Windstream today said it would accept the majority of the funding offered to it in Phase 2 of the Connect America Fund program to cover some of the costs of bringing broadband to rural areas of its local service territory that currently lack Internet connectivity or that have only low-speed Internet. The company accepted $175 million of nearly $179 million it was offered annually for the next seven years. In accepting the funding, Windstream commits to bringing broadband to about 400,000 unserved locations in 17 states out of 18 for which it was offered funding.
Carriers are required to accept or decline funding on a state-by-state basis. The state for which Windstream declined funding was New Mexico.
“[T]he statewide offer would not enable us to meet the program’s obligations,” said Windstream CEO Tony Thomas in a press release about the CAF funding today. The FCC calculated the amount of funding offered to carriers in Phase 2 of the CAF program using a cost model.
Thomas also noted that Windstream would participate in the reverse auction that the FCC will hold in order to award funding in New Mexico. Other carriers also will have the opportunity to bid to provide broadband service in that auction, with funding going to the carrier that offers to provide service at the lowest level of support. Importantly, bids in the reverse auction will not have to be on a statewide basis. Instead service providers will be able to bid on smaller areas.
Windstream Accepts CAF, What’s Next?
Potentially some other states also will see reverse auctions. Ten price cap carriers were offered a total of $1.7 billion annually in Phase 2 of the Connect America Fund program and have until later this month to accept or decline funding. To date only one other carrier – Frontier – has informed the FCC of its intentions. Frontier accepted all of the money it was offered.
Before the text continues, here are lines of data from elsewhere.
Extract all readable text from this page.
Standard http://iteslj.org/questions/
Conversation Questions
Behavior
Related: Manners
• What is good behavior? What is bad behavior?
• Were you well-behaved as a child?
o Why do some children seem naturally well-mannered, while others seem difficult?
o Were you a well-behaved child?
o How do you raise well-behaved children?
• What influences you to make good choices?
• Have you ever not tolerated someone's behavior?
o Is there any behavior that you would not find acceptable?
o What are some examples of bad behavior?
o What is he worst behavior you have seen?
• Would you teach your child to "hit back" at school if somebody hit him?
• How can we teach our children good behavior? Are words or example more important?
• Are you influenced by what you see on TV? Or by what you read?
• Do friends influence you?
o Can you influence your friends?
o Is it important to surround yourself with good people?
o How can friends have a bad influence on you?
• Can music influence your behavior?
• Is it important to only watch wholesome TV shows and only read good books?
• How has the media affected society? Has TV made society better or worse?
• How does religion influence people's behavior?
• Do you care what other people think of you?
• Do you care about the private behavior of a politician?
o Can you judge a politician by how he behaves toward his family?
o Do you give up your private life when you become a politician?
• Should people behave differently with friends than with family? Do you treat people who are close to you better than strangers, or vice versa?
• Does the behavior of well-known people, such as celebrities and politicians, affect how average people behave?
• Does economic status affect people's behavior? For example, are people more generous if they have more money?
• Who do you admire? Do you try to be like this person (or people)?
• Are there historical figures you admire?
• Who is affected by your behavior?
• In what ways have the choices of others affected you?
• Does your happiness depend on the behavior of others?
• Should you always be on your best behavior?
The broadband-focused Connect America Fund is the updated version of the FCC’s voice-focused Universal Service program. Phase 1 of the program offered price cap carriers smaller amounts of funding to bring broadband to a smaller number of homes in their service territories. Some but not all of the price cap carriers opted to participate in Phase 1 of the program.
The FCC also is in the process of transitioning the nation’s smaller rate of return carriers who serve many rural areas of the U.S. from the traditional USF program to the CAF program. Details are still being resolved but FCC Chairman Tom Wheeler has promised action on the program before the end of the year.
According to an FCC press release, the states for which Windstream accepted funding are: Alabama, Arkansas, Florida, Georgia, Iowa, Kentucky, Minnesota, Missouri, Mississippi, North Carolina, Nebraska, New York, Ohio, Oklahoma, Pennsylvania, South Carolina and Texas.